А перед бандюками... Такой случай в замечательном Альметьевске, в Татарстане, произошел — там, значит, у хозяина города день рождения был. Он очень машины любил, и ему сразу две подарили — самый последний «мерседес» и «Машину времени»... Этим парням должное отдать надо: все весьма уважительно было, они пионерлагерь сняли — зимой. Помимо празднования, концерт для жителей Альметьевска устроили — с бесплатным входом: нам гонорар заплатили, но зрители билетов не покупали. Он в каком-то спортивном комплексе проходил, и происходило это не так, как сейчас обычно, когда за накрытыми столами гости сидят и жуют, а артисты их развлекают. В том пионерлагере концертный зал имелся, где все, как положено, было — сцена и кресла для зрителей, и отдельно — банкетный зал, куда нас тоже потом пригласили.

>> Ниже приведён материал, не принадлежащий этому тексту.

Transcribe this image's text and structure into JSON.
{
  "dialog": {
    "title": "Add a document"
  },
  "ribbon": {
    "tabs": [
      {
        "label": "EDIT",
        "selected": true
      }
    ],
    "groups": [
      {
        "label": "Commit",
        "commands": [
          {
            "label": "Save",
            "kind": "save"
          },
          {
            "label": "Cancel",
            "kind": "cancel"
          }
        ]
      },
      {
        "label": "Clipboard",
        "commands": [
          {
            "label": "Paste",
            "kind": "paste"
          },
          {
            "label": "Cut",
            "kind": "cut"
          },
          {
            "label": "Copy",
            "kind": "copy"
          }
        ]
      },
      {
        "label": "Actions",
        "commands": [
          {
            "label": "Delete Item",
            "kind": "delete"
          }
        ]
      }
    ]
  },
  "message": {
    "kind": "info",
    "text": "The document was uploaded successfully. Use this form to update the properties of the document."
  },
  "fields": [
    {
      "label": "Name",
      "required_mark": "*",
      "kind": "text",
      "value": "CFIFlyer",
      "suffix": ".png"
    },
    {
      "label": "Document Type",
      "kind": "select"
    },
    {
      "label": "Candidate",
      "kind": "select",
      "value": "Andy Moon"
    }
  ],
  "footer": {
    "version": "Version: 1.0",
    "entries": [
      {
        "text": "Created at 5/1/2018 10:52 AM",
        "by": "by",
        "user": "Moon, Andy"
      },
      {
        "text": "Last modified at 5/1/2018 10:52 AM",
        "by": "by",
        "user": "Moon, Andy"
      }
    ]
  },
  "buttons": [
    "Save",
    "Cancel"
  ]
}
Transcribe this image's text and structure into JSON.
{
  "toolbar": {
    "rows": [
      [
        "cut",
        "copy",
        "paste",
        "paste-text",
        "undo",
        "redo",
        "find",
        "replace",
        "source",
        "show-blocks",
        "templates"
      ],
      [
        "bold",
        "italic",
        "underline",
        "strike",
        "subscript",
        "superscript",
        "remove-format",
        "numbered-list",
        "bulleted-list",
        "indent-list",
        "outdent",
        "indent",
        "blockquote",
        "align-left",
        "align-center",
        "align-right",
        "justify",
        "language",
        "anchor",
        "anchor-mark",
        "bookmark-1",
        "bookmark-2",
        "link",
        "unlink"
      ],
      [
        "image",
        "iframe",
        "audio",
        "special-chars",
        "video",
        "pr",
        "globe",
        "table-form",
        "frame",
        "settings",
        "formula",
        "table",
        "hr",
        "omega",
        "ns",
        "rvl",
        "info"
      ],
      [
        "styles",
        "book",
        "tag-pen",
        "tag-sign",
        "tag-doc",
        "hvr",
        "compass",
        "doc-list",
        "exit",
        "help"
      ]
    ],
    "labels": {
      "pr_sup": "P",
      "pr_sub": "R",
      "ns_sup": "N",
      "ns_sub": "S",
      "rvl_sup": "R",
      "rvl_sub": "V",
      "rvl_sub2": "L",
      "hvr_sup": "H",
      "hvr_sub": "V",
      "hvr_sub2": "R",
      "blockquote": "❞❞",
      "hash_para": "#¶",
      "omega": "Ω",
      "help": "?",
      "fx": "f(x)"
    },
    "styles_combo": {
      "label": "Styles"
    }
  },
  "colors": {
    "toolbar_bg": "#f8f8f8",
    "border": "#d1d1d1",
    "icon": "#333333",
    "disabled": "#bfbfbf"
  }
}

Ни одной женщины — ни единой! — одни мужики... Ну, это страшно было, и через 10 минут я быстренько слинял, в номере заперся...
— Почему?
— Столько выпить и съесть невозможно.
— Пили много?
— Да не пили, а просто ели! — как в том анекдоте про водку: «Вот ее, родимую, есть и будем» (смеется).
— Это после того концерта Кутикова в транспорт на простынях погрузили?
— Да-да, тогда: он «мама» сказать не мог — это именно тот случай. На простынях — в машину, а оттуда на простынях — в самолет, и потом он еще три дня на даче у одного нашего товарища отмокал, жене в таком виде не показывался.
«Сильно ли пили? Никто вроде не умер, все живы»
— В одном из интервью вы признались: «Каждый день беспамятством заканчивался, а следующий с опохмел-пати начинался»...
— Было такое.
— Пили сильно?
— Ну, как... Никто вроде не умер, все живы.
— Но каждый вечер, после концерта?
— Днем — до выступления нет, а после — ну, выпивали, девки... Все, как положено.
— «Трезвенники, — сказали вы, — в нашем коллективе изгоями были»...
— Ну, трезвенники в России вообще всегда изгои, а в бизнесе я непьющих вообще не знаю. Мне кажется, в нашей стране...
— ...бизнес вести и при этом не пить невозможно...
— Нереально! — не знаю, как у вас, но у нас так.
— Судя по книге «Машина» с евреями», самый большой алкоголик в группе — Андрей Макаревич...
— Ну-у-у, скажем так, не намного больший: остальные тоже не отставали, держаться в строю старались, но Андрей — да, он вообще может.
Из книги Петра Подгородецкого «Машина» с евреями».
«Высказывания некоторых участников «Машины» о якобы существовавшем в группе сухом законе — это не просто ложь, это наглая ложь. Никаких таких «законов» не было, во всяком случае, при мне (а я в группе 12 лет работал) — наоборот, самые славные наши времена ярко выраженную алкогольную окраску имели.
Кстати, самым стабильным потребителем алкоголя в «Машине» был и является Макаревич — он пил всегда, практически каждый день и продолжает (насколько мне это известно) с удовольствием и сегодня. В своей бесспорно увлекательной книге «Занимательная наркология» он, конечно, несколько душой покривил, называя свой опыт в употреблении алкогольных напитков «скромным» — на самом деле он прошел полный путь от портвейна в подъезде в юношеские годы через пиво и водку в молодости до хороших вин и выдержанных коньяков с виски в годы обеспеченной буржуазной зрелости. Бывали времена, когда он завязать пытался и какое-то время не пил, но потом привычка брала свое».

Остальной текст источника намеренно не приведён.